Monday 11 July 2016

Sunny Sunday



Finally – finally! – after yet another wet morning on Sunday we had a sunny afternoon, and I headed out onto Twyford Down. There was a stiff breeze blowing once you got up out of the valley, and it was exhilarating just to be out and about after so many weeks of drizzle and rain. Slippery, though -- wet chalk paths and grassy slopes are not to be taken casually. And windblown grass and leaves do not make for sharp pictures.

I do now seem to be getting the hang of the Ricoh GR. Having thought I was going to hand it back, saying, "No thanks, and I can see why you want to sell it", I am now thinking I might hand over the cash instead. Probably. Like I need another camera... But that's the thing about "niche" items; they create a niche you didn't know you had vacant, and offer to fill it. A lightweight, pocketable, APS-C camera, with a fixed 28mm equivalent lens and no viewfinder? I had no idea... But, now you come to mention it... Well, we'll see.


Three things made a difference, apart from the lovely light up on Twyford Down on Sunday afternoon. First, I stopped using the silly wrist-strap supplied, and attached a proper Op-Tech neck-strap made out of neoprene. It's stretchy enough to make a good, steadying tension between the camera and the back of your neck when held out at half arm's length. Second, I started using the "snap" focus, set to 1.5 meters with the camera in aperture-priority mode at f/11, which is more or less a hyperfocal combination*. Apart from giving good front-to-back focus (I can't understand this obsession with blurry backgrounds), it also means you can take your light reading off any useful part of the scene – the sky, or the grass at your feet, generally – without faffing about with a fiddly AE/AF lock button, and without even thinking about focus, which is exactly how I used to use a manual focus film camera.
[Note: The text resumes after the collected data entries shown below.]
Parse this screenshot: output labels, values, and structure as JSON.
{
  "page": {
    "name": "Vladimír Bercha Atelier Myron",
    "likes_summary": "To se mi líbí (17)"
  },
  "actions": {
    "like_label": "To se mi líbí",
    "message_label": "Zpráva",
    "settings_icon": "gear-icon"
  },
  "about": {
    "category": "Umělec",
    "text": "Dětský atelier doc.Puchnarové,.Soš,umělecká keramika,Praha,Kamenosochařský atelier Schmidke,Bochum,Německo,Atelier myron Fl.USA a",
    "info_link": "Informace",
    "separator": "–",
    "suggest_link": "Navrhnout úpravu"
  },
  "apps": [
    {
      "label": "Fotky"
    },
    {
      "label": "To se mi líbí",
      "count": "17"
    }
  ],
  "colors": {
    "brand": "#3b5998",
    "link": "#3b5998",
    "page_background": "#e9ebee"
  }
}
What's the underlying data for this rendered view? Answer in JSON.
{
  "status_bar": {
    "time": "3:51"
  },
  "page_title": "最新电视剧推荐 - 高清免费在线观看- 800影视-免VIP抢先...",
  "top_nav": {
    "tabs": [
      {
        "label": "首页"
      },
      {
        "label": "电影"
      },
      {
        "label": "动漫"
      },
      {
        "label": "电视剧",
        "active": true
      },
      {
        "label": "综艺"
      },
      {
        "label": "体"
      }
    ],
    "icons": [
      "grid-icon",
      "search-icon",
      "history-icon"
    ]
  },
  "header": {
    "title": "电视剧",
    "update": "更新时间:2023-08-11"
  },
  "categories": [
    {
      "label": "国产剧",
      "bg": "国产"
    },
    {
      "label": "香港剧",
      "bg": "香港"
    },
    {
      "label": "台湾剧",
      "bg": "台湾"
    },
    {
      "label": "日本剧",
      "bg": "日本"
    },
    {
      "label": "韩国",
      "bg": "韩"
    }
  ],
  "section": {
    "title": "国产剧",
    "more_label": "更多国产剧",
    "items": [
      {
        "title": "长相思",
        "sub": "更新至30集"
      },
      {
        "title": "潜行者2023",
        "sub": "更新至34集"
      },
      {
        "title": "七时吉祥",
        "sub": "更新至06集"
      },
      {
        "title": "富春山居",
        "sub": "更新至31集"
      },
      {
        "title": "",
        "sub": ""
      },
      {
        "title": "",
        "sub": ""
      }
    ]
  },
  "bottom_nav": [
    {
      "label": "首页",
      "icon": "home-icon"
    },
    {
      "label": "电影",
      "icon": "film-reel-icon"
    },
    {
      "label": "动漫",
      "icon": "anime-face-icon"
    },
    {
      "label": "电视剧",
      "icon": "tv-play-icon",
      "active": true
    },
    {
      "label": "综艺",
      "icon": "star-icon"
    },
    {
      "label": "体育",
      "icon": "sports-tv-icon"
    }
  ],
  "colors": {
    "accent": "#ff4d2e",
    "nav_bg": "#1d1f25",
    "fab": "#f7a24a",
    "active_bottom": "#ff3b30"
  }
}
Third, and most important, I started seeing in wide-angle. I've never really been a wide-angle person; in fact, if anything, I incline towards the "short telephoto" angle of view, around 25-30 degrees horizontally. But it's rather like adjusting to another car. I normally drive a Renault Scenic; hardly a van, but it's a decent size with an elevated seating position and good all-round visibility. It accelerates and corners well enough, but is built for cruising, not agile urban driving. My partner has a Ford Fiesta. Again, it's hardly a Mini, but whenever I drive it I feel hilariously gigantic, with my knees up against the steering wheel and with my backside perilously close to the road. I can also barely see what is around me, which is a little worrying in heavy traffic with cyclists weaving in and out – you have to rely on side-mirrors, not windows – but it's very nippy and after a bit a lot of fun to drive. It's the same with a different lens with its different properties; it takes a while to adjust, but then becomes enjoyable. Though I don't think I'll ever be a complete convert, just as I never really learned to like the Opel Corsa I hired in Innsbruck, with its unresponsive, underpowered diesel engine and cranky features (does any other car need to have both its clutch and its brake pedals pushed down before you can start the engine?).


Talking of cranky features, though, two things about the GR are still giving me pause. A camera with no viewfinder needs a screen you can see in all lighting conditions. This really is not it. But then, neither is the one on my iPhone, which I can barely read in daylight. What all those kids ambling along gazing down at their palms are actually looking at is a mystery to me. Worst of all, though, is the exposure compensation rocker. Grrr! This is placed exactly where your fat western thumb wants to go when holding the thing. With virtually every shot I've had to remember to correct massive under- or over-exposure, often as much as four stops, where repeated accidental presses of the +/- rocker have taken it to the maximum value. There seems to be no way to disable or reassign this button. As they say on the forums, this could yet be a deal-breaker for me.



* That is, everything from half the focussed distance to infinity is in acceptable focus, for some definition of "acceptable", calculated in "circles of confusion", a lovely expression.